Он уже дошел до лестницы, когда услышал, как его окликнули, и, обернувшись, увидел долговязого полисмена, рассматривавшего его с мягким дружелюбием.
– Мистер Муллет? – проговорил полисмен. – Правильно?
– Да! – в замешательстве откликнулся Муллет. Привычки искореняются не вдруг, а ведь времена, когда от одного лишь вида полисмена он дрожал точно осенний лист, миновали совсем недавно.
– Помните меня? Я Гарроуэй. Мы познакомились недели две назад.
– А, конечно! – с облегчением отозвался Муллет. – Вы пишете стихи. Как говорится, стихотворец.
– Очень любезно с вашей стороны, – самодовольно произнес Гарроуэй. – Иду сейчас к мистеру Бимишу с последним моим произведением. Как мир обходится с вами, мистер
Муллет?– Ничего, неплохо. А у вас? Все путем?
– Вполне. Ладно, не буду задерживать вас. Вы, несомненно, спешите по важному поручению.
– Да, верно. Послушайте! – Муллета внезапно осенило. – Вы сейчас на службе?
– В данный момент – нет.
– Но помочь можете?
– Конечно. Я всегда готов – и даже стремлюсь исполнять свои обязанности.
– Понимаете, на нашей крыше как раз сейчас находится одна подозрительная личность. Мне не понравился ее вид.
– Правда? Так-так, интересно…
– Вынюхивает что-то, заглядывает в наши окна. Видимо, на уме у дамочки что-то недоброе. Не могли бы вы пойти туда и выяснить, что ей тут понадобилось?
– Немедленно займусь этим делом.
– Будь я на вашем месте, я бы арестовал ее по подозрению. До свидания.
– Доброй ночи, мистер Муллет.
И Муллет в приподнятом настроении, которое всегда наступает после благого дела, бодро двинулся вниз. А офицер Гарроуэй, помахивая дубинкой, задумчиво стал подниматься вверх, на крышу.
3
Мнимую сыщицу между тем перестала удовлетворять политика бдительного наблюдения. Она не сомневалась, что тень, мелькнувшая на шторе, принадлежит молодой женщине, и инстинкт подсказывал ей – очень скоро в квартире на Вашингтон-сквер начнут бурлить события. Уж конечно, человек, которого она расспрашивала, предупредил эту особу о ее посещении, и теперь та скорее всего уже улизнула. Но девушка вернется. Тут вопрос терпения, только и всего.
Однако с крыши лучше уйти. Крыша – первое место, которое кинется осматривать виновная пара. А найдут крышу пустой, и страхи их улягутся. Самый верный стратегический ход – спуститься вниз и караулить на улице.
Миссис Уоддингтон уже даже сделала шаг к лестничной двери, когда внимание ее привлек легкий скрип и с удивлением она увидела: дверь открывается.

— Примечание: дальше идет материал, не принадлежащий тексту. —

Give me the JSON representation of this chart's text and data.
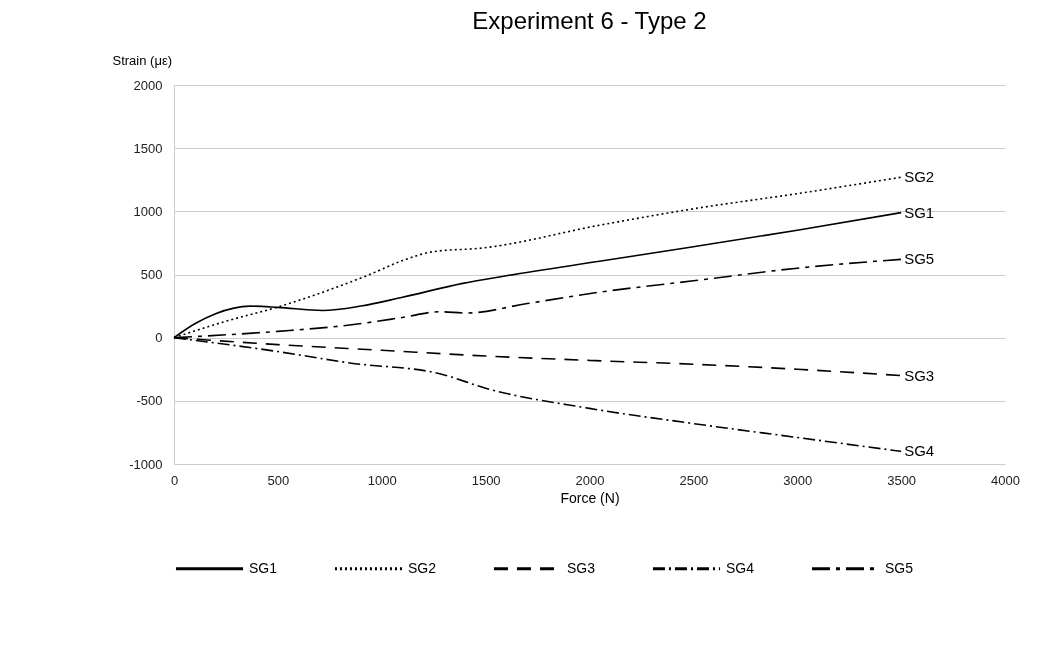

Приотворившись дюймов на шесть, она от порыва ветра захлопнулась снова. Чуть спустя опять раздался скрип, и опять дверь приоткрылась. Очевидно, в страданиях от утраты десяти долларов слуга забыл ее запереть.
Миссис Уоддингтон застыла, подошла на шаг ближе, приоткрыла стеклянную дверь и заглянула в темноту. В комнате было пусто, но миссис Уоддингтон была особой осторожной.
– Эй, уважаемый! – Никто не отозвался. – Я хотела бы с ва-а-ами поговорить… – По-прежнему тихо. Миссис Уоддингтон прибегла к самому жесткому испытанию: – Хочу вернуть вам десятку.
И снова – тихо. Теперь она убедилась, что в комнате действительно никого нет. Переступив порог, она ощупью, по стенке, двинулась в поисках выключателя. И тут до нее сквозь вибрирующую темноту донеслось… нет, донесся…
Запах супа!
Миссис Уоддингтон замерла, будто собака, сделавшая стойку. Хотя, сидя в вестибюле «Ритц-Карлтона» с лордом Ханстэнтоном, она оставалась невосприимчива к благоухающим ароматам, так сильно действовавшим на его светлость, она тоже была живой человек. Давно миновал обычный час ее обеда, а когда речь шла о еде, она была женщиной устоявшихся привычек. Еще на крыше она ощущала слабое томление, а теперь поняла, уже вне всяких сомнений, что голодна, и задрожала с головы до пят. Запах супа взывал к самым глубинам ее существа, будто голос старой любви.